The purchase of Solar Systems in 2010 was thus another logical step and great diversification for Goldsworthy and his investors; a bet in every way it seemed. A play upstream in uranium enrichment. A play at large-scale halfway down the value chain with CPV. A play at the household level with PV.
The story was compelling, had backers and was led by a powerful and well connected team.
But timing – and Murphy – are problems of equal proportion.
The timing of Silex’s PV facility was just unfortunately the worst it could be. Silicon prices plummeted, module prices crashed and it ended up with too much or too little at all the wrong moments, despite a genuine crack at it and a big investment. It was tragedy to see what was at the time, Australia’s only PV factory shut down.
Solar Systems also got caught up in this because flat plate changed the economic landscape for CPV. And yet, here we are, progress has been made and now Australia has a 1.5MW CPV facility delivering energy at around $0.10c/kWh. This is real.

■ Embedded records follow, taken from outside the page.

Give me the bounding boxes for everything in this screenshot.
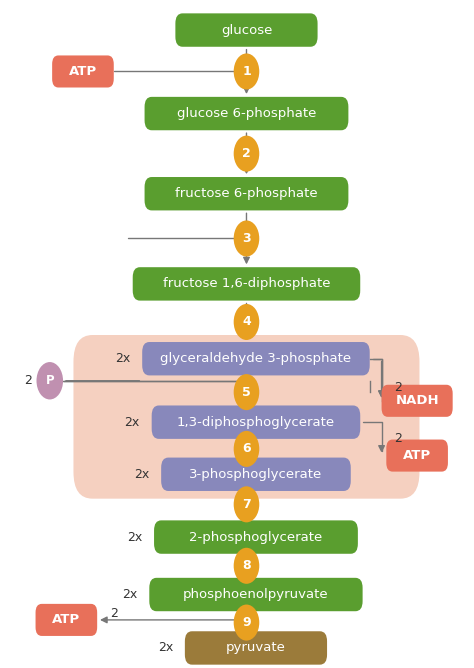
Text: 2x: 2x (158, 641, 173, 655)
Text: 7: 7 (242, 498, 251, 511)
Circle shape (234, 548, 259, 584)
FancyBboxPatch shape (52, 55, 114, 88)
FancyBboxPatch shape (36, 604, 97, 636)
Circle shape (234, 431, 259, 467)
Text: glyceraldehyde 3-phosphate: glyceraldehyde 3-phosphate (160, 352, 352, 365)
Text: pyruvate: pyruvate (226, 641, 286, 655)
Circle shape (36, 362, 63, 399)
Text: 2-phosphoglycerate: 2-phosphoglycerate (189, 530, 323, 544)
FancyBboxPatch shape (145, 97, 348, 130)
Circle shape (234, 486, 259, 522)
Text: 2: 2 (394, 381, 402, 394)
Text: 5: 5 (242, 385, 251, 399)
Circle shape (234, 374, 259, 410)
Text: 2x: 2x (115, 352, 130, 365)
Text: 9: 9 (242, 616, 251, 629)
Circle shape (234, 605, 259, 641)
Text: 1,3-diphosphoglycerate: 1,3-diphosphoglycerate (177, 415, 335, 429)
Text: 6: 6 (242, 442, 251, 456)
FancyBboxPatch shape (145, 177, 348, 210)
Circle shape (234, 53, 259, 90)
FancyBboxPatch shape (142, 342, 370, 375)
Text: 2: 2 (25, 374, 32, 387)
Text: 2x: 2x (127, 530, 142, 544)
Text: 2x: 2x (134, 468, 149, 481)
Text: 2: 2 (110, 607, 118, 620)
Text: fructose 6-phosphate: fructose 6-phosphate (175, 187, 318, 200)
FancyBboxPatch shape (382, 385, 453, 417)
Text: 2x: 2x (122, 588, 137, 601)
Circle shape (234, 136, 259, 172)
Text: 4: 4 (242, 315, 251, 329)
Text: 3-phosphoglycerate: 3-phosphoglycerate (189, 468, 323, 481)
FancyBboxPatch shape (161, 458, 351, 491)
FancyBboxPatch shape (152, 405, 360, 439)
Text: 2x: 2x (125, 415, 140, 429)
FancyBboxPatch shape (154, 520, 358, 554)
FancyBboxPatch shape (386, 440, 448, 472)
Text: glucose: glucose (221, 23, 272, 37)
Text: 2: 2 (394, 432, 402, 446)
Text: ATP: ATP (403, 449, 431, 462)
Text: ATP: ATP (69, 65, 97, 78)
Text: 2: 2 (242, 147, 251, 160)
FancyBboxPatch shape (73, 335, 419, 498)
Circle shape (234, 304, 259, 340)
Text: glucose 6-phosphate: glucose 6-phosphate (177, 107, 316, 120)
FancyBboxPatch shape (185, 631, 327, 665)
Text: phosphoenolpyruvate: phosphoenolpyruvate (183, 588, 329, 601)
FancyBboxPatch shape (133, 267, 360, 301)
Text: ATP: ATP (52, 613, 81, 627)
FancyBboxPatch shape (149, 578, 363, 611)
Text: NADH: NADH (395, 394, 439, 407)
Circle shape (234, 220, 259, 257)
Text: 8: 8 (242, 559, 251, 572)
Text: P: P (46, 374, 54, 387)
Text: 3: 3 (242, 232, 251, 245)
Text: fructose 1,6-diphosphate: fructose 1,6-diphosphate (163, 277, 330, 291)
Text: 1: 1 (242, 65, 251, 78)
FancyBboxPatch shape (175, 13, 318, 47)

So Solar Systems really is Australia’s ‘other’ solar manufacturer and claim that its state of the art CPV facility has the potential for 500MW per annum; around 50 per cent of our entire annual PV demand. Here we have an ASX-listed company who has battled, tried and now delivered; the tenaciousness and dedication of Goldsworthy and his team should be celebrated.
The next year will be a crucial time for Solar Systems – will the technology deliver? Can prices be brought down further? Can the process be scaled up in manufacture to suit the second 150MW phase? For that we’ll have to wait and see.
Nigel Morris is the director of Solar Business Services.